Hello world container
Whew! Now that all the hard parts are done, we can finally create our first container. In this example, we’ll be creating a container called nexus
and put some basic limitations on it. Remember, do not create these as root! One of the massive strengths of LXD is that it’s explicitly designed to be secure and running containers as root would remove a lot of this security. We’ll call lxc init
and then pass some raw commands to set the IP to be .52
in our existing /24
subnet on the bridge. If you run lxc list
our new container shows up. That all looks like this:
lxc init ubuntu: nexus echo -e "lxc.network.0.ipv4 = 10.0.40.52/24\nlxc.network.0.ipv4.gateway = 10.0.40.1\n" | lxc config set nexus raw.lxc - lxc start nexus lxc list +-------+---------+-------------------+------+------------+-----------+ | NAME | STATE | IPV4 | IPV6 | TYPE | SNAPSHOTS | +-------+---------+-------------------+------+------------+-----------+ | nexus | RUNNING | 10.0.40.52 (eth0) | | PERSISTENT | 0 | +-------+---------+-------------------+------+------------+-----------+
Finally, we want to limit this container to have 4 CPUs, have 4GB of RAM and 20GB of disk. Like before, these commands are not run as root. They are imposed on the container in real time and do not require a restart. Go LXD, go!

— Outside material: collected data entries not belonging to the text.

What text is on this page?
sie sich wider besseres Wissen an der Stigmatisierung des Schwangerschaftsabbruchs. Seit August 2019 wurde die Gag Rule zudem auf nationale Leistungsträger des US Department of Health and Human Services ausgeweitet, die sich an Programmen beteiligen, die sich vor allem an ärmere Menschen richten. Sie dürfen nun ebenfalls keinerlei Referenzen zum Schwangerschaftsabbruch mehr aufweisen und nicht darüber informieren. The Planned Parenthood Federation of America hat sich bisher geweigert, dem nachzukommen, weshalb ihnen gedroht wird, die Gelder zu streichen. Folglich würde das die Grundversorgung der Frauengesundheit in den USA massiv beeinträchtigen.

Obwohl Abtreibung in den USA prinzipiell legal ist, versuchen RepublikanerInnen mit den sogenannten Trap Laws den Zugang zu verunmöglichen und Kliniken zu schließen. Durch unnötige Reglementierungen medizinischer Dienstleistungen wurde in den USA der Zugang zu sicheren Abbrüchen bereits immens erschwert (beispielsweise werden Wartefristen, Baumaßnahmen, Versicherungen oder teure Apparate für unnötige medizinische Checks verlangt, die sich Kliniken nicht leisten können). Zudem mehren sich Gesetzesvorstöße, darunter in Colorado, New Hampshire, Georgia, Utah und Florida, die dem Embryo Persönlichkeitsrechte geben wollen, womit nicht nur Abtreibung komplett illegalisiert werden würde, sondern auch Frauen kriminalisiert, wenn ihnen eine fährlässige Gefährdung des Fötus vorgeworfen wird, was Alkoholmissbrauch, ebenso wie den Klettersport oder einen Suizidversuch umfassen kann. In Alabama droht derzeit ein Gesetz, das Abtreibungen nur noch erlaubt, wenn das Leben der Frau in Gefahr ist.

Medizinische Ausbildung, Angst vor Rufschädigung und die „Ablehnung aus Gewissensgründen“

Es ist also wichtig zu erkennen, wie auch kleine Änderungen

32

lxc config set nexus limits.cpu 4 lxc config set nexus limits.memory 4GB lxc config device set nexus root size 20GB
You’re all done! From here you can trivially create tons more containers. You can let them have an ephemeral IP via DCHP on the bridge or easily set a static IP. If you have a resource intensive need, you don’t set the limits above, the container will have access to the full host resources. That’d be 40 cores, 64GB RAM and 1TB of disk. If you created more VMs with out resource limiting, LXC would do the balancing of resources so that each container gets it’s fair share. There’s a LOT more configuration options available. As well, even the way I declared a static IP can likely be done via dnsmasq
, (see this cyberciti.biz article), but I had trouble getting that to work on my setup, hence the raw calls.
Next steps
Now that you you’ve bootstrapped your bare metal, dialed in your storage back end, specifically deployed your LAN, you should be all set, right? Not so fast! To make this more of a production deployment, you really need to know how (and practice!) your backup and restore procedures. This likely will involve the snapshot command (see post 3 of 12) and then backing those snapshots off of the ZFS pool. Speaking of the ZFS pool, our set up as is doesn’t have any alerting if a disk goes bad. There’s many solutions out there for this – I’m looking at this bash/cron combo.
Having a more automated system to provision containers integrated with a more DevOps-y set up makes sense here. For me this might mean using Ansible, but for you it might be something else! I’ve heard good things about cloud-init and Juju charms. As well, you’d need a system to monitor and alert on resource consumption. Finally, a complete production deployment would need at least a pair, if not more, of servers so that you can run LXD in a more highly available setup.
Given this is my first venture into running LXD, I’d love any feedback from you! Corrections and input are welcome, and praise too of course if I’ve earned it ;) Thanks for reading this far on what may be my longest post ever!